TERCEIRA PARTE
O SEMBLANTE DO SENHOR
VII – TERCEIRA PALAVRA: JOÃO E MARIA.
Assim, toda a vida passada de Jesus reconstitui-se
aos pés da Cruz nas recordações comovidas e agitadas dos assistentes. Maria,
Madalena, o próprio ladrão, a se dar crédito à piedosa lenda que faz desse
ladrão um miraculado de Cristo no deserto, na estrada do exílio quando a
Sagrada Família fugiu para o Egito: - outras tantas testemunhas do passado.
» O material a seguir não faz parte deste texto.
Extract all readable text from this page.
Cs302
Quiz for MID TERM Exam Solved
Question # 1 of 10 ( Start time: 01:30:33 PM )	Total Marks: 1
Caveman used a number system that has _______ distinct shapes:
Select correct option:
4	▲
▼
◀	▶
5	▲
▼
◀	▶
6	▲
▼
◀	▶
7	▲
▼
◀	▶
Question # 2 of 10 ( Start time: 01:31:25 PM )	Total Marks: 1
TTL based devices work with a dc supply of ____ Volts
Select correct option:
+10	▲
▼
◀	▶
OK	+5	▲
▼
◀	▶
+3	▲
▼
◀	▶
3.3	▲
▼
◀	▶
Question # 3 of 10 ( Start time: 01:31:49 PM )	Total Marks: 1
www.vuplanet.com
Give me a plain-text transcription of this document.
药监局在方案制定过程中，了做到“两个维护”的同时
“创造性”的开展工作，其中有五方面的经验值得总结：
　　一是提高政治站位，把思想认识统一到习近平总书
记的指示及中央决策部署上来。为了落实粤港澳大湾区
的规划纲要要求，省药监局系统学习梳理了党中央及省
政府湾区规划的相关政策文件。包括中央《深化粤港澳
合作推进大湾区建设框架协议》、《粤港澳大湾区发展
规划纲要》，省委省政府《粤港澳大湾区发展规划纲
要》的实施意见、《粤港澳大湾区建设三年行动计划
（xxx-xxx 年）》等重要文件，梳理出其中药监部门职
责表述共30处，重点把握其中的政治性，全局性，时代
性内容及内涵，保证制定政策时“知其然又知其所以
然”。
Todas as santas mulheres que O seguiram pelos caminhos da Galiléia e da Judéia,
e que lá estão, ao longe, também devem repassar as recordações de outrora, sobretudo
a hora do seu primeiro encontro com o Cristo; as palestras familiares, à tarde,
ao frescor cadente da noite, debaixo das grandes figueiras, dos opulentos
sicômoros, ou através dos eloendros que beiram as margens encantadoras de
Tiberíades: o Mestre gostava tanto de ali pregar a Sua nova e insólita
doutrina!
Tudo revive, por conseguinte, aos olhos deles, e
essas múltiplas imagens formam uma auréola de glória, de amor e de saudade em
torno do Semblante lânguido do Senhor.
Estava ainda lá, com as três Marias, Salomé, a mãe
ambiciosa dos filhos de Zebedeu, Tiago e João: como ela também não havia de se
lembrar da hora em que, tomada de uma pretensão bem perdoável às mães, se
abeirava do Cristo no caminho, dizendo-Lhe: - Mestre, quero pedir-Vos uma
coisa. – Oh, que é? – Já que sois Rei, sobretudo já que o ides ser, fazei que
meus dois filhos, João e Tiago, se assentem no Vosso Reino um à Vossa direita e
outro à Vossa esquerda. – Ó mulher, não sabeis o que estais pedindo. O Meu
Reino, mas vede-lhe as insígnias hoje: o trono, uma cruz; a coroa, espinhos; as
jóias, o Meu sangue que borbota; o Meu título está pregado lá em cima, lede-o;
e os que estão a Minha direita e à Minha esquerda, dois crucificados como Eu.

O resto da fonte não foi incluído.